The α1-β-Subunit Interaction That Modulates Calcium Channel Activity Is Reversible and Requires a Competent α-Interaction Domain

High voltage-gated calcium channels consist of a pore-forming subunit (α1) and three nonhomologous subunits (α2/δ, β, and γ). Although it is well established that the β-subunit promotes traffic of channels to the plasma membrane and modifies their activity, the reversible nature of the interaction with the α1-subunit remains controversial. Here, we address this issue by examining the effect of purified β2a protein on CaV1.2 and CaV2.3 channels expressed in Xenopus oocytes. The β2a-subunit binds to the α1-interaction domain (AID) in vitro, and when injected into oocytes, it shifts the voltage dependence of activation and increases charge movement to ionic current coupling of CaV1.2 channels.

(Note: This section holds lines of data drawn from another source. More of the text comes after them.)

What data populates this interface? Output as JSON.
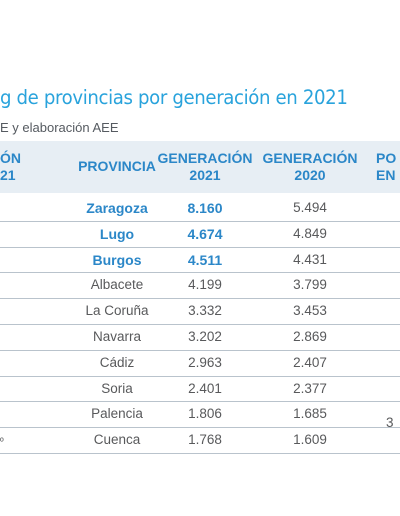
{
  "title": "g de provincias por generación en 2021",
  "subtitle": "E y elaboración AEE",
  "headers": {
    "col_rank_line1": "ÓN",
    "col_rank_line2": "21",
    "col_provincia": "PROVINCIA",
    "col_gen2021_line1": "GENERACIÓN",
    "col_gen2021_line2": "2021",
    "col_gen2020_line1": "GENERACIÓN",
    "col_gen2020_line2": "2020",
    "col_pos_line1": "PO",
    "col_pos_line2": "EN"
  },
  "rows": [
    {
      "provincia": "Zaragoza",
      "gen2021": "8.160",
      "gen2020": "5.494",
      "highlight": true
    },
    {
      "provincia": "Lugo",
      "gen2021": "4.674",
      "gen2020": "4.849",
      "highlight": true
    },
    {
      "provincia": "Burgos",
      "gen2021": "4.511",
      "gen2020": "4.431",
      "highlight": true
    },
    {
      "provincia": "Albacete",
      "gen2021": "4.199",
      "gen2020": "3.799",
      "highlight": false
    },
    {
      "provincia": "La Coruña",
      "gen2021": "3.332",
      "gen2020": "3.453",
      "highlight": false
    },
    {
      "provincia": "Navarra",
      "gen2021": "3.202",
      "gen2020": "2.869",
      "highlight": false
    },
    {
      "provincia": "Cádiz",
      "gen2021": "2.963",
      "gen2020": "2.407",
      "highlight": false
    },
    {
      "provincia": "Soria",
      "gen2021": "2.401",
      "gen2020": "2.377",
      "highlight": false
    },
    {
      "provincia": "Palencia",
      "gen2021": "1.806",
      "gen2020": "1.685",
      "highlight": false
    },
    {
      "provincia": "Cuenca",
      "gen2021": "1.768",
      "gen2020": "1.609",
      "highlight": false
    }
  ],
  "partial_cells": {
    "palencia_pos_fragment": "3",
    "cuenca_rank_fragment": "º"
  }
}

This increase depended on the integrity of AID but was not abolished by bafilomycin, demonstrating that the α1-β interaction through the AID site can take place at the plasma membrane. Furthermore, injection of β2a protein inhibited inactivation of CaV2.3 channels and converted fast inactivating CaV2.3/β1b channels to slow inactivating channels. Inhibition of inactivation required larger concentration of β2a in oocytes expressing CaV2.3/β1b channels than expressing CaV2.3 alone but reached the same maximal level as expected for a competitive interaction through a single binding site. Together, our data show that the α1-β interaction is reversible in intact cells and defines calcium channels β-subunits as regulatory proteins rather than stoichiometric subunits.